Approach 1: Brute Force (DFS-based)
Intuition
Use DFS to detect cycles. For each cycle found, calculate the total weight. If any cycle has a negative total weight, a negative cycle exists. This approach tries all possible paths.
Algorithm
- For each vertex, start DFS and track the current path and its weight.
- If we revisit a vertex that's in the current path, we've found a cycle.
- Calculate the cycle's total weight. If negative, report it.
import java.util.*;
public class NegCycleDFS {
static boolean found = false;
public static boolean hasNegativeCycle(int V, int[][] edges) {
// Build adjacency list with weights
Map<Integer, List<int[]>> adj = new HashMap<>();
for (int i = 0; i < V; i++) adj.put(i, new ArrayList<>());
for (int[] e : edges) {
adj.get(e[0]).add(new int[]{e[1], e[2]});
}
found = false;
int[] pathWeight = new int[V];
boolean[] visited = new boolean[V];
boolean[] inStack = new boolean[V];
for (int i = 0; i < V && !found; i++) {
if (!visited[i]) {
dfs(i, adj, visited, inStack, pathWeight, 0);
}
}
return found;
}
static void dfs(int u, Map<Integer, List<int[]>> adj,
boolean[] visited, boolean[] inStack,
int[] distTo, int currDist) {
if (found) return;
visited[u] = true;
inStack[u] = true;
distTo[u] = currDist;
for (int[] edge : adj.get(u)) {
int v = edge[0], w = edge[1];
if (inStack[v]) {
// Found a cycle: weight = currDist + w - distTo[v]
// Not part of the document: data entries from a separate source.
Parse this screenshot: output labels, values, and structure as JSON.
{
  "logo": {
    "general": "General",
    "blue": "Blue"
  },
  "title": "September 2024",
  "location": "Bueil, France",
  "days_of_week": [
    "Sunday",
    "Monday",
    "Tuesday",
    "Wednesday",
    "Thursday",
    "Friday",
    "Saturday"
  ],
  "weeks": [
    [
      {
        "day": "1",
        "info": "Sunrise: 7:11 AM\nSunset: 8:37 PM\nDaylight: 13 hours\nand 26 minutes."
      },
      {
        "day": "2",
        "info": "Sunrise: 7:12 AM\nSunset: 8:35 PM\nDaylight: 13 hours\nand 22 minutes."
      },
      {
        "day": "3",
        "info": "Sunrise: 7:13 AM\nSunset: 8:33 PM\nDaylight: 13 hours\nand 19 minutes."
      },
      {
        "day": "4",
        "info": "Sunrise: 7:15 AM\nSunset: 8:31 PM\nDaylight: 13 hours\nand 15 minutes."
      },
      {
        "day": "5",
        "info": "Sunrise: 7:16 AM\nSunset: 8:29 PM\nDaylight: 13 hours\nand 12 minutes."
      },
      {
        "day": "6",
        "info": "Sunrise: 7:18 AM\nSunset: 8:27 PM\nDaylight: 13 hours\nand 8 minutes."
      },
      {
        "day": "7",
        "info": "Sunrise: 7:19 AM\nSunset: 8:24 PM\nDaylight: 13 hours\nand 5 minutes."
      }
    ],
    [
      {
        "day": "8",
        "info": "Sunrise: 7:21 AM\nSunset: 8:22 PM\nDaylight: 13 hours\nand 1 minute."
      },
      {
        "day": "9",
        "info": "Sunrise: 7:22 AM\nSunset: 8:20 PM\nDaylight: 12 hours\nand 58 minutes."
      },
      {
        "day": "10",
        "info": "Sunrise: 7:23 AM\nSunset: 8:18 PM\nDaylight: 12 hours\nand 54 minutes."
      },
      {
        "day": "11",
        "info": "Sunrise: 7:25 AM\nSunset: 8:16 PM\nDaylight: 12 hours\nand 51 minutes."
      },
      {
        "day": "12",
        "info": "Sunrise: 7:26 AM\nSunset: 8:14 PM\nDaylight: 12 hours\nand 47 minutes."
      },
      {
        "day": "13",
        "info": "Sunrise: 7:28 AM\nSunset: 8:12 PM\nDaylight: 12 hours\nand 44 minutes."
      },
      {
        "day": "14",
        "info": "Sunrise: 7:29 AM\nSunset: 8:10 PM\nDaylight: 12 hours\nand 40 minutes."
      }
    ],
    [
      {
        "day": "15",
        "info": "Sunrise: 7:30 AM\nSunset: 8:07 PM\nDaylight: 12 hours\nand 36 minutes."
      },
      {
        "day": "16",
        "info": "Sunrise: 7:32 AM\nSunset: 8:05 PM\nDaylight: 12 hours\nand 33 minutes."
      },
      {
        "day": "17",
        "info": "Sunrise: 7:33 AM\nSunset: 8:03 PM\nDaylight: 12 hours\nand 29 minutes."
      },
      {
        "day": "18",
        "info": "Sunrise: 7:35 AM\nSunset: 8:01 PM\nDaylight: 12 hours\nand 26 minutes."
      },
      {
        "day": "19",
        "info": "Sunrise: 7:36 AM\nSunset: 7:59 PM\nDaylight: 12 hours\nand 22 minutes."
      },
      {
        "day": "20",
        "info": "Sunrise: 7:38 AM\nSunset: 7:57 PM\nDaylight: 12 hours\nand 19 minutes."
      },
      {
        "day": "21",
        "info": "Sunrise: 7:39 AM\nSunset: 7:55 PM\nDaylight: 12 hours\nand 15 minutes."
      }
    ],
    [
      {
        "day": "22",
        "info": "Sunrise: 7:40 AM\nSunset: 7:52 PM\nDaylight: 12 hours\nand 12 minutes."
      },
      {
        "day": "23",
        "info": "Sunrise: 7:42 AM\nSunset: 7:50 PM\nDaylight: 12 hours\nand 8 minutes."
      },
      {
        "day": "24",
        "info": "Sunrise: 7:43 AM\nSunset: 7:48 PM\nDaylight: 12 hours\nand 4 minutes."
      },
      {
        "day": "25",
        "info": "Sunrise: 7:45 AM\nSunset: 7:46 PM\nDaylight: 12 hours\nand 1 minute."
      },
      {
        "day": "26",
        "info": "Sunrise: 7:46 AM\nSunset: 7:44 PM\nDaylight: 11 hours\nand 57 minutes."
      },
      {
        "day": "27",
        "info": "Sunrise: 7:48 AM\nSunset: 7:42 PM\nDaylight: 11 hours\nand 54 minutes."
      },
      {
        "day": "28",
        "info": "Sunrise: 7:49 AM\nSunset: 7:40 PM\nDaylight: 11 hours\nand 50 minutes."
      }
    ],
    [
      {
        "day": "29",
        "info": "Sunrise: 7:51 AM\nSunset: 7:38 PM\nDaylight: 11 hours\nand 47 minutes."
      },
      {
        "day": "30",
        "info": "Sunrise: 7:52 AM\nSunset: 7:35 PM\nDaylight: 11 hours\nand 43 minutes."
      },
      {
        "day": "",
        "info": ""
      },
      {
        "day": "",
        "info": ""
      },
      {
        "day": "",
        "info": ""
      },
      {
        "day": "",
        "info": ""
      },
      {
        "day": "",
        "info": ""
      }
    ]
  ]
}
int cycleWeight = currDist + w - distTo[v];
if (cycleWeight < 0) {
found = true;
return;
}
} else if (!visited[v]) {
dfs(v, adj, visited, inStack, distTo, currDist + w);
}
}
inStack[u] = false;
}
public static void main(String[] args) {
int V = 4;
int[][] edges = {
{0, 1, 1}, {1, 2, -1}, {2, 3, -1}, {3, 0, -1}
};
System.out.println("Has negative cycle: " + hasNegativeCycle(V, edges));
}
}Complexity Analysis
- Time Complexity: O(V * E) - in the worst case, DFS explores all edges from all vertices
- Space Complexity: O(V) - for visited, inStack, and recursion stack
Approach 2: Optimal (Bellman-Ford Algorithm)
Intuition
Bellman-Ford algorithm relaxes all edges V-1 times. After V-1 relaxations, shortest distances are finalized (if no negative cycle exists). If we run one more (Vth) relaxation and any distance still decreases, a negative cycle exists.
Algorithm
- Initialize distances:
dist[source] = 0, all others = infinity. - Relax all edges V-1 times.
- Run one more relaxation. If any distance decreases, a negative cycle exists.
import java.util.*;
public class NegCycleBellmanFord {
public static boolean hasNegativeCycle(int V, int[][] edges) {
int[] dist = new int[V];
Arrays.fill(dist, Integer.MAX_VALUE);
dist[0] = 0;
// Relax all edges V-1 times
for (int i = 0; i < V - 1; i++) {
for (int[] edge : edges) {
int u = edge[0], v = edge[1], w = edge[2];
if (dist[u] != Integer.MAX_VALUE && dist[u] + w < dist[v]) {
dist[v] = dist[u] + w;
}
}
}
// Check for negative cycle: Vth relaxation
for (int[] edge : edges) {
int u = edge[0], v = edge[1], w = edge[2];
if (dist[u] != Integer.MAX_VALUE && dist[u] + w < dist[v]) {
return true; // Negative cycle detected
}
}
return false;
}
public static void main(String[] args) {
int V = 4;
int[][] edges = {
{0, 1, 1}, {1, 2, -1}, {2, 3, -1}, {3, 0, -1}
};
System.out.println("Has negative cycle: " + hasNegativeCycle(V, edges));
}
}Complexity Analysis
- Time Complexity: O(V * E) - V-1 relaxation rounds, each processing all E edges
- Space Complexity: O(V) - for the distance array